Nanozyme mediated SOD1 strategy linked to nanochaperone facilitate aggregation inhibition in amyotrophic lateral sclerosis.

Abstract

Unlike natural enzymes, nanomaterial based ‘nanozyme’ offers higher stability and easy storage to address a steady function even in the extreme conditions of pH, temperature and molecular resistance to digestion from proteases. Nanozyme scavenging surplus reactive oxygen species (ROS) can serve as an effective tool to treat various neurodegenerative diseases. Amyotrophic Lateral Sclerosis (ALS) is a progressive neurodegenerative disorder characterized by the loss of the upper motor neuron and lower motor neuron leading to destruction of motor neurons and extra motor symptoms.

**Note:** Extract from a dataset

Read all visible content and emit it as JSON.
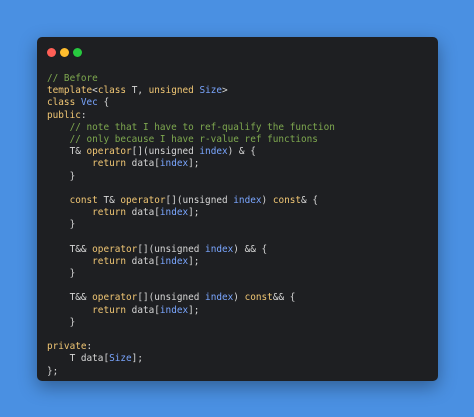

Thus, loss/inefficiency of SOD1 enzymatic activity and its aggregation, both are known to be associated with ALS disease pathology. Here, nanoparticle (NP) functionalization strategy is used to develop a histidine (His) based superoxide dismutase-I (SOD1) therapeutic substitute with a dual role of nanozyme and nanochaperone activity. Zinc and Copper are an essential micronutrient of biological milieu in humans and act as an integral part of several enzymes active sites. His-functionalized nanozyme was found significant for scavenging excess ROS and targeting mitochondria with cytoprotective effect in the ALS model in-vitro. The nanochaperone role was characterized by its ability to reduce the aggregation of human apoSOD1WT and apoSOD1G93A mutant. In particular, a critical analysis of Amide I and III Raman band, specified to protein secondary structural elements suggested the decrease of a-helix and the early predominant b-sheets in human SOD1 in the absence of nanochaperone. But a reverse phenomenon was observed in the presence of nanochaperons. The dual role of nanozyme-nanochaperone provides a promising insightful into ALS pathology and may open new avenues for future therapeutics.